Dans leurs têtes et dans leurs regards
Dernièrement, j’ai lu deux recueils de la collection Hamac-Poésie. Il s’agit de deux projets qui s’articulent autour de pertes douloureuses, à la recherche d’un terrain neutre pour prendre le temps de panser leurs blessures.
Je vous livre ici brièvement mes impressions.
Dans sa tête poussait une plante
« tout est percé tout coule presque
et ne vaut rien
sauf le ring du dialogue
on s’y retrouve
annotant chaque soubresaut
vertige du cosmos
s’y perdant finalement
à notre décharge
ça brasse l’ordre du réveil
exige tant
que le summum du risque
est de prendre chacun la chance
à son cou »
Dans un langage surréaliste et chatoyant où les piñatas côtoient les grandes roues, le poète rejoue les vestiges du bonheur à deux avant que tout éclate.
Des images colorées qui « punchent » autant que les joutes oratoires, les menaces et les récriminations auxquelles se livrent les amoureux déchirés.
« Lorsque sa plus belle robe
pose ce regard
je lève un seul doigt
vers l’aurore de sa mythologie
et je crois cette éclipse
où la lune lui appartient encore
je néglige parfois à quel point on était proches
en fin d’après-midi elle absorbe mes restes
déchiquette le chignon des filles
dans mon attention vers autre part
on pourrait voir
chaque ange s’immoler
derrière sa bonne action »
Ces fenêtres où s’éclatent leurs yeux
« Marie Cidonie Dahlia
Coralie Janet Isabeau
Pénélope Shana Ève
Anémone Sophie Victoria
Natacha Paméla Lotita
Heidi Madisson Vanille
Justine Pipa Cyprine
Keiko Lilly Marie »
Voici des noms d’avatar.

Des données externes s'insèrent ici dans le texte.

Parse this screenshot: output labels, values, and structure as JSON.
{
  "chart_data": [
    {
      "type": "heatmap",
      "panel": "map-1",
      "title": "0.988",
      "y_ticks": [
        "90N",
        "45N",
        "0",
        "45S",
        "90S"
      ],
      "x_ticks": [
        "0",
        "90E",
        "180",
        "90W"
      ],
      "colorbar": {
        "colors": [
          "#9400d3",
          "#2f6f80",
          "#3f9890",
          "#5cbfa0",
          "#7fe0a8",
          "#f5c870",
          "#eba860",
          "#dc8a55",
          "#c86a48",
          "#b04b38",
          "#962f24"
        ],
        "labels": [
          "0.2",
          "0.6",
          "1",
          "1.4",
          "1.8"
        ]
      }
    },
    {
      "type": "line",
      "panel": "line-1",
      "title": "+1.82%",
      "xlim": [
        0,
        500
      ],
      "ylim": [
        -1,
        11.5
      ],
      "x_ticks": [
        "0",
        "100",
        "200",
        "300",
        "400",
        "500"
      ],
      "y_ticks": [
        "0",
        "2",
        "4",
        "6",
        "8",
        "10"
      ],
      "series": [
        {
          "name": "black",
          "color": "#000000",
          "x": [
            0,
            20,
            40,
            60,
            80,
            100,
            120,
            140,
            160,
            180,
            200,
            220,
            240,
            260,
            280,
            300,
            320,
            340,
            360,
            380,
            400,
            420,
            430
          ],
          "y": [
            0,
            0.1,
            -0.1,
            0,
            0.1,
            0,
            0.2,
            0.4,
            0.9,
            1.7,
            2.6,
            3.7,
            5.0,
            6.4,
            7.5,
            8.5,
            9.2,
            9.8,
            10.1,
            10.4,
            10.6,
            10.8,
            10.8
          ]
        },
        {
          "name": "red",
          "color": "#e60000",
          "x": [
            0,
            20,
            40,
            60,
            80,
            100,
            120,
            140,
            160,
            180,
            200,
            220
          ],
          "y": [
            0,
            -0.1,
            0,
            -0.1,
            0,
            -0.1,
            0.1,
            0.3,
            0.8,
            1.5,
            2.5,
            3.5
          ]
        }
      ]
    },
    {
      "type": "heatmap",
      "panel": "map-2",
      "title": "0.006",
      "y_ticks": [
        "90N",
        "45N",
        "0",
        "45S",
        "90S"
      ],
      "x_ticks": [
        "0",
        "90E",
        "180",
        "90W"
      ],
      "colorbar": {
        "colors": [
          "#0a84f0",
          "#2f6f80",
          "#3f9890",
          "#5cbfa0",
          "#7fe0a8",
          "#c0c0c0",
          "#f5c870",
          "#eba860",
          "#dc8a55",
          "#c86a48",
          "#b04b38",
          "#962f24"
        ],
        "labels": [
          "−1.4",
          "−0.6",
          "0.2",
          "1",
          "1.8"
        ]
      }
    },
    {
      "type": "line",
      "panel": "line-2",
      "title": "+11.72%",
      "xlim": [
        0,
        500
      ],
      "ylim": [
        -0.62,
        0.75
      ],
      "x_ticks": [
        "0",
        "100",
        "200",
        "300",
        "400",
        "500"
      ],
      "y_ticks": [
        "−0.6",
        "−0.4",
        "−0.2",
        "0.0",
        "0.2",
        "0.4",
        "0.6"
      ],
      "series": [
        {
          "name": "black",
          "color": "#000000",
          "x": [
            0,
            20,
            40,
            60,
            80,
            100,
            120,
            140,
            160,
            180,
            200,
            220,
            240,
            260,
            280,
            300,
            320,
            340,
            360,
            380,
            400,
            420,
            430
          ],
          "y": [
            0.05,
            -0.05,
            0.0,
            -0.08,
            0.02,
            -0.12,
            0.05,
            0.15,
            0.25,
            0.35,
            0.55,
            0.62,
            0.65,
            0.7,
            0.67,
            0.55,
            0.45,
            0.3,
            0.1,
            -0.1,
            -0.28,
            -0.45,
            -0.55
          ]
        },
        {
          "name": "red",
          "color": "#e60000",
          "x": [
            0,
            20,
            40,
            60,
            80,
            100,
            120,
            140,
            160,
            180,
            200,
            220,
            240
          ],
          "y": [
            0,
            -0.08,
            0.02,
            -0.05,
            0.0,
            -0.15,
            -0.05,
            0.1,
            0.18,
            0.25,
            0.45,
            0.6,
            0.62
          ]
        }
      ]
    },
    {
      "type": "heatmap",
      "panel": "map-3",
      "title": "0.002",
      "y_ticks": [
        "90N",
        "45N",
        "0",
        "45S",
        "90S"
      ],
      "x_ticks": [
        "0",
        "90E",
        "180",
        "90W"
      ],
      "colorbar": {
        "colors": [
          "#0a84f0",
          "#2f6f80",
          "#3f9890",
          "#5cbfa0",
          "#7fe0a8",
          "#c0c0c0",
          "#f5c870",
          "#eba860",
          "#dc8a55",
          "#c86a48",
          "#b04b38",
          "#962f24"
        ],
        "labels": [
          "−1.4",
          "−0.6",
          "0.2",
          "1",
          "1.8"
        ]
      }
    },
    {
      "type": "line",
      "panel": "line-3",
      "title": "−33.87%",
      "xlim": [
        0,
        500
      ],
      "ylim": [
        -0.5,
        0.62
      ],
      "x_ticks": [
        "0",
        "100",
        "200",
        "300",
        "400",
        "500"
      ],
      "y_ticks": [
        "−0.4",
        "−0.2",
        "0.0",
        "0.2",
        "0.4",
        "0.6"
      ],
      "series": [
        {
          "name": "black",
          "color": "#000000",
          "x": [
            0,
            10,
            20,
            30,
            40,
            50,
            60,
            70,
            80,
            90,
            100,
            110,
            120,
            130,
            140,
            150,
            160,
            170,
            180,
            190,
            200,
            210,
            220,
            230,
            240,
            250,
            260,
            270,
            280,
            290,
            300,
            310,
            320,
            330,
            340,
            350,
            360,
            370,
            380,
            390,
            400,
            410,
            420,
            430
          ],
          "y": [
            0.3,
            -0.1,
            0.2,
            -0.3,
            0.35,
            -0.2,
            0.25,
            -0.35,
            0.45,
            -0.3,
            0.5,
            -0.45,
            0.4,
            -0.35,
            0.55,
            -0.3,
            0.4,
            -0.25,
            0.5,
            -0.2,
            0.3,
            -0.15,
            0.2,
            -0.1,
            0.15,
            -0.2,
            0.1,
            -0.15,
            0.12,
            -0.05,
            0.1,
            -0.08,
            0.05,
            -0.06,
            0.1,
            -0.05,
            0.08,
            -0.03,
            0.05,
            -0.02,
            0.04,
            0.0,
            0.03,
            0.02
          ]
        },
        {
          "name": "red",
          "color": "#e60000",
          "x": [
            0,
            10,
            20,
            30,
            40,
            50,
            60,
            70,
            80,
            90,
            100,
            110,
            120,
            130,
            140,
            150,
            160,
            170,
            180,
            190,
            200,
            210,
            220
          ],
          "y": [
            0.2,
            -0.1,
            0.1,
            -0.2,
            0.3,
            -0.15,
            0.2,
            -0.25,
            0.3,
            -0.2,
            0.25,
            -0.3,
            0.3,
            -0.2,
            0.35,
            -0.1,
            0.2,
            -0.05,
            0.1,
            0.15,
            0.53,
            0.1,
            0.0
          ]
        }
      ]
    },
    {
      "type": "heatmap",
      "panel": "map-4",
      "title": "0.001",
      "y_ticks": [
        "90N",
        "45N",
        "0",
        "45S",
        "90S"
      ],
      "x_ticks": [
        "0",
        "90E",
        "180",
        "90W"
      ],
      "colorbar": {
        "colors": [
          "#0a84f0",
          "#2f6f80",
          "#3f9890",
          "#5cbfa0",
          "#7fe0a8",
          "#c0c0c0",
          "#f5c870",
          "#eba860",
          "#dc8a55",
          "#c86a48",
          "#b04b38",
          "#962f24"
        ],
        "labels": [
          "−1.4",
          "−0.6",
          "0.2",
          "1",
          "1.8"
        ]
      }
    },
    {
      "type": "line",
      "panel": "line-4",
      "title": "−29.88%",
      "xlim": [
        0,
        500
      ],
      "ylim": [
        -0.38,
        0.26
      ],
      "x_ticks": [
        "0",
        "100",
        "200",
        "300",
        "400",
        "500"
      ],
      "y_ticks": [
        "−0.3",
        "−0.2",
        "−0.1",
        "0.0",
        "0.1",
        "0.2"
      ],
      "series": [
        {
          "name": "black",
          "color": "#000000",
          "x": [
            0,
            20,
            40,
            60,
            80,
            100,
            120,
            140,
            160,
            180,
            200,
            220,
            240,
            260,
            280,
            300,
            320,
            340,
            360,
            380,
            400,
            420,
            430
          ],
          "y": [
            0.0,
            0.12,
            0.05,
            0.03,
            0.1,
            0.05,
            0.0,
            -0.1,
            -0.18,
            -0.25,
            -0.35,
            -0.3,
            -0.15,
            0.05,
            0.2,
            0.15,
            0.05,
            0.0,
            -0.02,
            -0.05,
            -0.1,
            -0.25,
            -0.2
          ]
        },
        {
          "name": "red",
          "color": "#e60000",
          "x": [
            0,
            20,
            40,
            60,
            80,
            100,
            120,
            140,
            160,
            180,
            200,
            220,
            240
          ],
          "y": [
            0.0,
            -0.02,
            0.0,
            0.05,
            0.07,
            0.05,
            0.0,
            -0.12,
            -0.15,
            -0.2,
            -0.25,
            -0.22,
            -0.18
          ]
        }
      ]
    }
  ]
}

Des essences de fantasmes. Des fausses identités laissées derrière elles comme des oiseaux morts.
Dans « Ces fenêtres où s’éclatent leurs yeux », l’écrivaine pose un regard sans concession sur le monde de la cyberpornographie, mais aussi sur toutes les histoires d’abus derrière nos écrans et nos webcams.
Elle y raconte la fin des fééries et des contes, la peau des petits chaperons rouges appartenant désormais aux grands méchants loups de ce monde numérique.
« nos lèvres origamis vulgaires
nous nous muselons
masques de chiennes masques de guenons
souliers de vair chaperons rouges
fesses nues au clair de la lune
quand nos rires d’enfants traversent leurs couloirs
ils durcissent debout sur la moquette
et tombent dans nos reflets,
mais «que croyez-vous qu’aiment nos peaux?»
nous fermons les fenêtres en pleurant »
Un recueil qui s’interroge sur ce qui reste de ces femmes, une fois leurs reflets violés, leurs peaux vendues, leurs images photoshopées et formatées pour le désir des autres ayant rempli leur fonction de fantasme jetable.
Ces poèmes, écrits pour elles, cherchent pour ces filles de nouvelles « fenêtre[s] ouverte[s] par où fuir ».
*
Philippe Chagnon, Dans sa tête poussait une plante, Septentrion, coll. « Hamac-Poésie », 2021.
Anne Peyrouse, Ces fenêtres où s’éclatent leurs yeux, Septentrion, coll. « Hamac-Poésie », 2021.